Читаем Литературные заметки. Книга 1 ("Последние новости": 1928-1931) полностью

Означает ли это, что Чехов был лишен ощущения Бога? Или что с Чеховым совершилось исчезновение божества из русской литературы? Очень похоже на то. Впечатление «отсутствия стержня», по-видимому, именно этим вызвано. Не случайно Чехов имеет такое распространение на Западе, где с потерей божества уже смирились. Не случайно Андре Моруа, например, писатель остроумный и умный, обмолвился странными для нас словами: «Чехов, может быть, величайший из русских писателей». На Западе вся «метафизическая тревога», какая осталась, обращена на человека, заключена внутри его и ни с чем, лежащим вовне, не считается. Судить же личность для Запада невозможно, ибо нет помимо личности никакой «точки опоры». То, что для нас в Толстом или Достоевском еще главное – для Моруа, вероятно, уже второстепенное. Его, несомненно, даже раздражает, что Толстой врывается в свои романы как Саваоф, отяжеляет, искажает их, — ему хотелось бы побольше наблюдений, проникновений, психологических Америк. Ему трудно установить различие между толстовским пафосом и западной болтовней какого-нибудь местного французского «пророка», который тоже не прочь потолковать о добре и зле, о долге, истине и воздаянии. И с некоторой брезгливостью он в глубине души предпочитает скромное и чистое искусство Чехова, сплошь состоящее из реальностей: без Бога, которого, может быть, и нет, но с человеком, который есть наверно и в расчете на которого обмануться невозможно.

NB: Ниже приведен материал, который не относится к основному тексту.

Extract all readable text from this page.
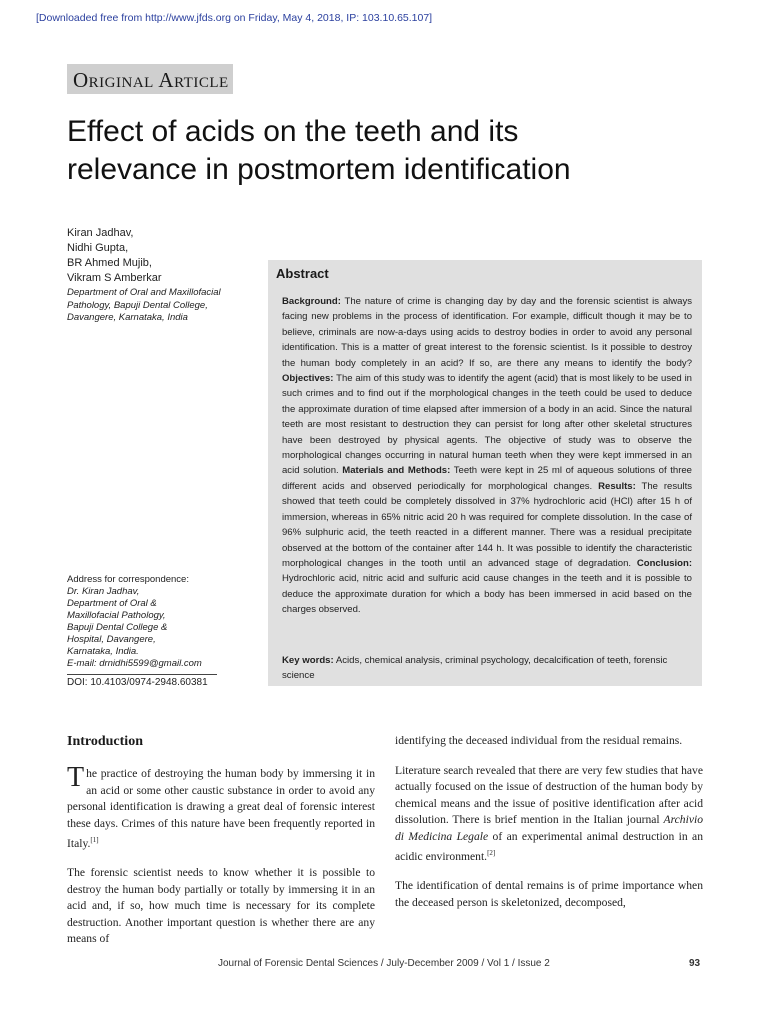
[Downloaded free from http://www.jfds.org on Friday, May 4, 2018, IP: 103.10.65.107]
Original Article
Effect of acids on the teeth and its
relevance in postmortem identification
Kiran Jadhav,
Nidhi Gupta,
BR Ahmed Mujib,
Vikram S Amberkar
Department of Oral and Maxillofacial Pathology, Bapuji Dental College, Davangere, Karnataka, India
Abstract
Background: The nature of crime is changing day by day and the forensic scientist is always facing new problems in the process of identification. For example, difficult though it may be to believe, criminals are now-a-days using acids to destroy bodies in order to avoid any personal identification. This is a matter of great interest to the forensic scientist. Is it possible to destroy the human body completely in an acid? If so, are there any means to identify the body? Objectives: The aim of this study was to identify the agent (acid) that is most likely to be used in such crimes and to find out if the morphological changes in the teeth could be used to deduce the approximate duration of time elapsed after immersion of a body in an acid. Since the natural teeth are most resistant to destruction they can persist for long after other skeletal structures have been destroyed by physical agents. The objective of study was to observe the morphological changes occurring in natural human teeth when they were kept immersed in an acid solution. Materials and Methods: Teeth were kept in 25 ml of aqueous solutions of three different acids and observed periodically for morphological changes. Results: The results showed that teeth could be completely dissolved in 37% hydrochloric acid (HCl) after 15 h of immersion, whereas in 65% nitric acid 20 h was required for complete dissolution. In the case of 96% sulphuric acid, the teeth reacted in a different manner. There was a residual precipitate observed at the bottom of the container after 144 h. It was possible to identify the characteristic morphological changes in the tooth until an advanced stage of degradation. Conclusion: Hydrochloric acid, nitric acid and sulfuric acid cause changes in the teeth and it is possible to deduce the approximate duration for which a body has been immersed in acid based on the charges observed.
Key words: Acids, chemical analysis, criminal psychology, decalcification of teeth, forensic science
Address for correspondence:
Dr. Kiran Jadhav,
Department of Oral &
Maxillofacial Pathology,
Bapuji Dental College &
Hospital, Davangere,
Karnataka, India.
E-mail: drnidhi5599@gmail.com
DOI: 10.4103/0974-2948.60381
Introduction

The practice of destroying the human body by immersing it in an acid or some other caustic substance in order to avoid any personal identification is drawing a great deal of forensic interest these days. Crimes of this nature have been frequently reported in Italy.[1]

The forensic scientist needs to know whether it is possible to destroy the human body partially or totally by immersing it in an acid and, if so, how much time is necessary for its complete destruction. Another important question is whether there are any means of

identifying the deceased individual from the residual remains.

Literature search revealed that there are very few studies that have actually focused on the issue of destruction of the human body by chemical means and the issue of positive identification after acid dissolution. There is brief mention in the Italian journal Archivio di Medicina Legale of an experimental animal destruction in an acidic environment.[2]

The identification of dental remains is of prime importance when the deceased person is skeletonized, decomposed,

Journal of Forensic Dental Sciences / July-December 2009 / Vol 1 / Issue 2	93
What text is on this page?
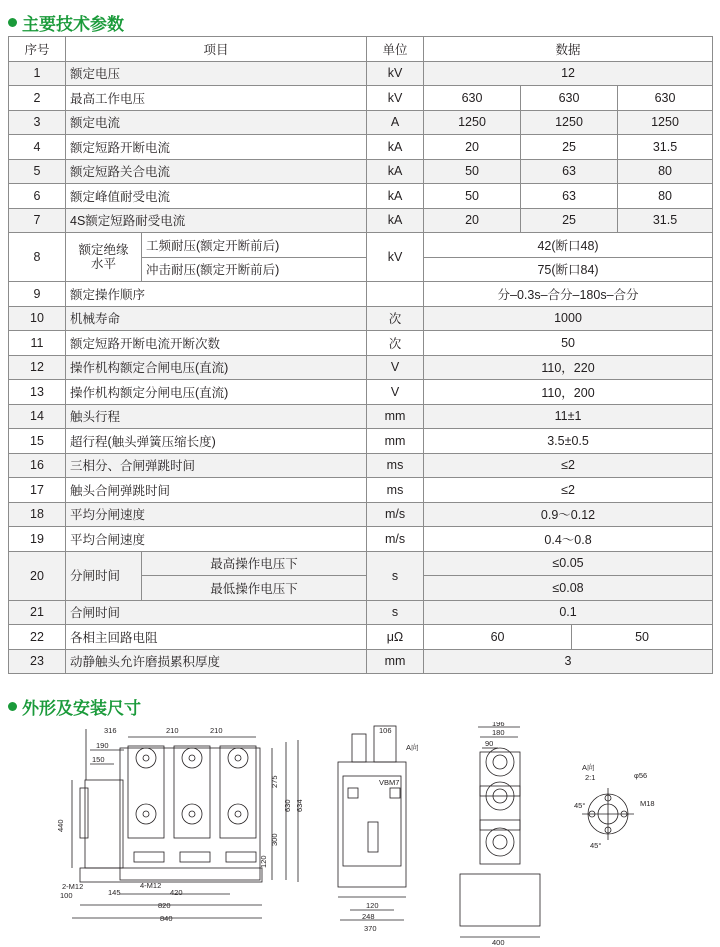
主要技术参数
序号	项目		单位	数据			
1	额定电压		kV	12			
2	最高工作电压		kV	630	630		630
3	额定电流		A	1250	1250		1250
4	额定短路开断电流		kA	20	25		31.5
5	额定短路关合电流		kA	50	63		80
6	额定峰值耐受电流		kA	50	63		80
7	4S额定短路耐受电流		kA	20	25		31.5
8	额定绝缘水平	工频耐压(额定开断前后)	kV	42(断口48)			
		冲击耐压(额定开断前后)		75(断口84)			
9	额定操作顺序			分–0.3s–合分–180s–合分			
10	机械寿命		次	1000			
11	额定短路开断电流开断次数		次	50			
12	操作机构额定合闸电压(直流)		V	110，220			
13	操作机构额定分闸电压(直流)		V	110，200			
14	触头行程		mm	11±1			
15	超行程(触头弹簧压缩长度)		mm	3.5±0.5			
16	三相分、合闸弹跳时间		ms	≤2			
17	触头合闸弹跳时间		ms	≤2			
18	平均分闸速度		m/s	0.9～0.12			
19	平均合闸速度		m/s	0.4～0.8			
20	分闸时间	最高操作电压下	s	≤0.05			
		最低操作电压下		≤0.08			
21	合闸时间		s	0.1			
22	各相主回路电阻		μΩ	60		50	
23	动静触头允许磨损累积厚度		mm	3			
外形及安装尺寸
316	210	210
190
150
440
275
630 634
300
120
2-M12
100	145
4-M12
420
820
840
106
A向
VBM7
120
248
370
196
180
90
400
A向
2:1	φ56
M18
45°
45°
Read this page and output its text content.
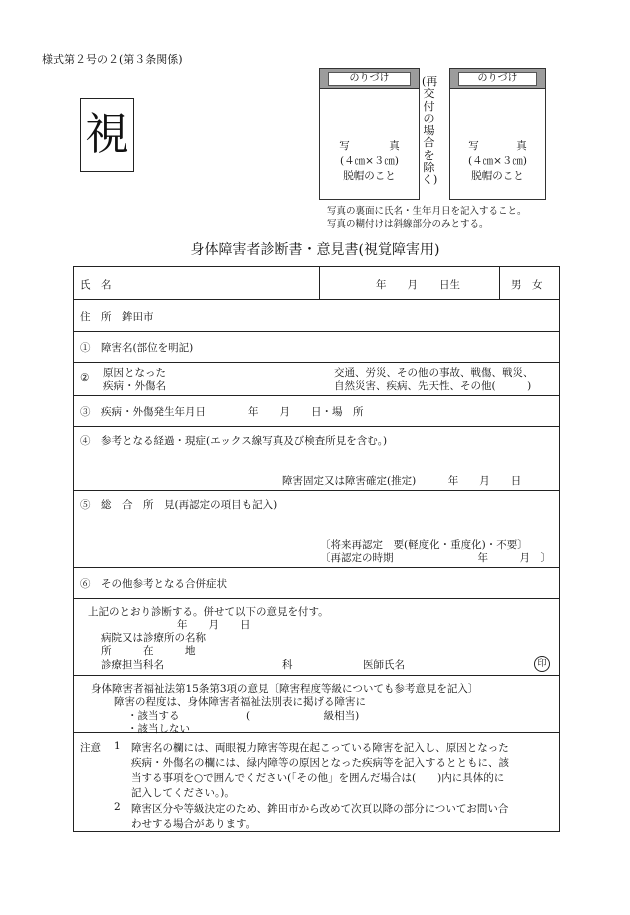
様式第２号の２(第３条関係)
視
のりづけ
写	真
(４㎝×３㎝)
脱帽のこと
(再交付の場合を除く)
のりづけ
写	真
(４㎝×３㎝)
脱帽のこと
写真の裏面に氏名・生年月日を記入すること。
写真の糊付けは斜線部分のみとする。
身体障害者診断書・意見書(視覚障害用)
氏　名	年　　月　　日生	男　女
住　所　鉾田市
①　障害名(部位を明記)
② 原因となった
疾病・外傷名
交通、労災、その他の事故、戦傷、戦災、
自然災害、疾病、先天性、その他(　　　)
③　疾病・外傷発生年月日　　　　年　　月　　日・場　所
④　参考となる経過・現症(エックス線写真及び検査所見を含む。)
障害固定又は障害確定(推定)　　　年　　月　　日
⑤　総　合　所　見(再認定の項目も記入)
〔将来再認定　要(軽度化・重度化)・不要〕
〔再認定の時期　　　　　　　　年　　　月　〕
⑥　その他参考となる合併症状
上記のとおり診断する。併せて以下の意見を付す。
年　　月　　日
病院又は診療所の名称
所　　　在　　　地
診療担当科名	科	医師氏名	印
身体障害者福祉法第15条第3項の意見〔障害程度等級についても参考意見を記入〕
障害の程度は、身体障害者福祉法別表に掲げる障害に
・該当する	(　　　　　　　級相当)
・該当しない
注意 1 障害名の欄には、両眼視力障害等現在起こっている障害を記入し、原因となった
疾病・外傷名の欄には、緑内障等の原因となった疾病等を記入するとともに、該
当する事項を○で囲んでください(「その他」を囲んだ場合は(　　)内に具体的に
記入してください。)。
2 障害区分や等級決定のため、鉾田市から改めて次頁以降の部分についてお問い合
わせする場合があります。
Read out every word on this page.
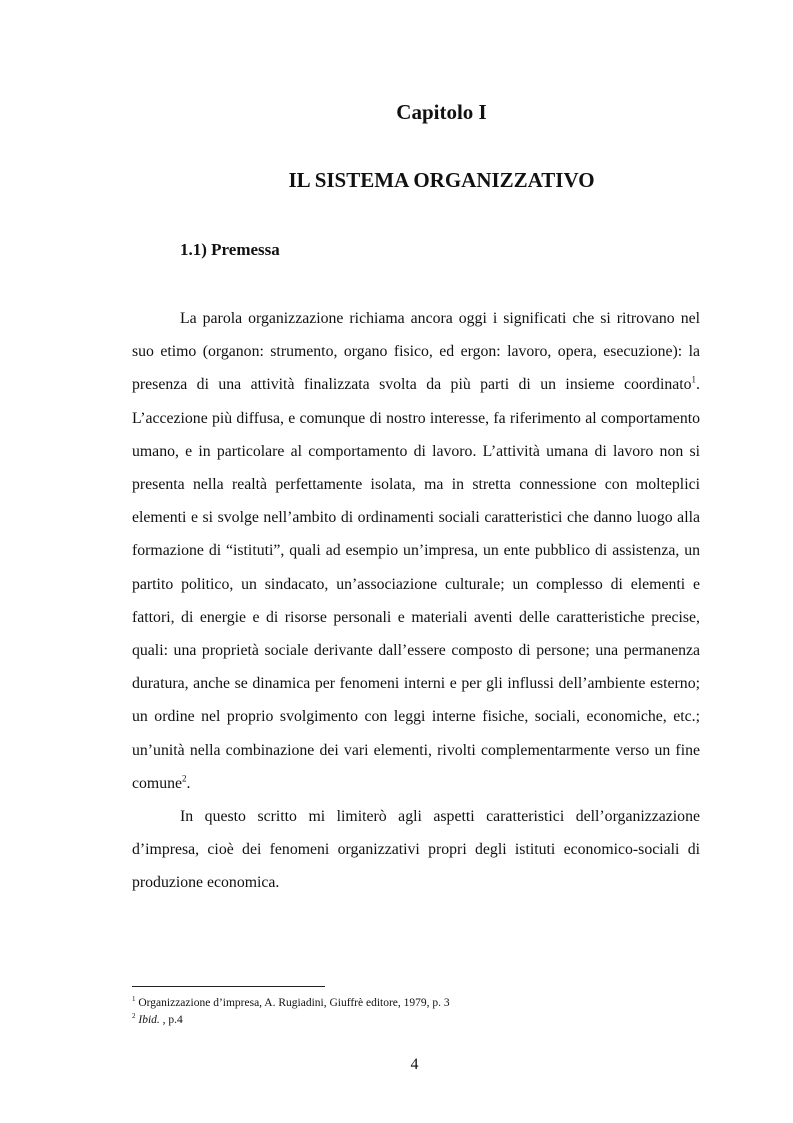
Capitolo I
IL SISTEMA ORGANIZZATIVO
1.1) Premessa

La parola organizzazione richiama ancora oggi i significati che si ritrovano nel suo etimo (organon: strumento, organo fisico, ed ergon: lavoro, opera, esecuzione): la presenza di una attività finalizzata svolta da più parti di un insieme coordinato$^1$. L’accezione più diffusa, e comunque di nostro interesse, fa riferimento al comportamento umano, e in particolare al comportamento di lavoro. L’attività umana di lavoro non si presenta nella realtà perfettamente isolata, ma in stretta connessione con molteplici elementi e si svolge nell’ambito di ordinamenti sociali caratteristici che danno luogo alla formazione di “istituti”, quali ad esempio un’impresa, un ente pubblico di assistenza, un partito politico, un sindacato, un’associazione culturale; un complesso di elementi e fattori, di energie e di risorse personali e materiali aventi delle caratteristiche precise, quali: una proprietà sociale derivante dall’essere composto di persone; una permanenza duratura, anche se dinamica per fenomeni interni e per gli influssi dell’ambiente esterno; un ordine nel proprio svolgimento con leggi interne fisiche, sociali, economiche, etc.; un’unità nella combinazione dei vari elementi, rivolti complementarmente verso un fine comune$^2$.

In questo scritto mi limiterò agli aspetti caratteristici dell’organizzazione d’impresa, cioè dei fenomeni organizzativi propri degli istituti economico-sociali di produzione economica.

$^1$ Organizzazione d’impresa, A. Rugiadini, Giuffrè editore, 1979, p. 3
$^2$ Ibid. , p.4
4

Чехов принес с собой в русскую литературу то, о чем у него в «Чайке» говорит писатель Тригорин: умение в одном слове все выразить и, в особенности, показать. Это у Чехова восхищало Толстого и на первых порах всем казалось волшебством. Если нам теперь это умение волшебством не кажется, то лишь потому, что у Чехова его многие переняли, — оно стало механическим и потеряло смысл. Чехов одним-двумя штрихами давал пейзаж, характеризовал человека. Теперь третьестепенный писатель знает, как описать то или другое, чтобы «все было как будто перед глазами», и — что скрывать? — к этому наполовину и свелось русское беллетристическое искусство. Очень хорошо, если писатель может показать какого-нибудь Ивана Ивановича, надевающего, скажем, пальто, — так, чтобы мы его «видели» и притом с минимальной затратой средств. Но если в этом цель литературы — если эта роскошь техники ничем не оправдана изнутри, ничем, кроме фотографических упражнений, не служит, она никакого значения не имеет. Чеховский импрессионизм не был, очевидно, таинственной особенностью его творчества — он был приемом, которому оказалось возможным выучиться и который удалось обесценить. У Чехова он удачнее — у других слабее — дело по существу не изменяется.

Но разоблачение мастерства не стало для Чехова роковым, – и не могло бы стать. Не в мастерстве была его главная сила, и не благодаря ему Чехов прочно занял свое место в русской литературе, – одно из первых, конечно. Мне кажется, что это место непосредственно вслед за Тургеневым, которому чехов все-таки во многом уступает. Это, впрочем, вопрос спорный: о сравнении Чехова с Гоголем, Достоевским или Толстым не может быть речи, относительно же Тургенева возможны колебания… На мой взгляд, Тургенев глубже и отчетливее в замыслах, сильнее и как бы «музыкальнее» в подборе слов, в самом ритме своем. У Тургенева, особенно в последних вещах его, попадаются страницы, которые Чехову недоступны.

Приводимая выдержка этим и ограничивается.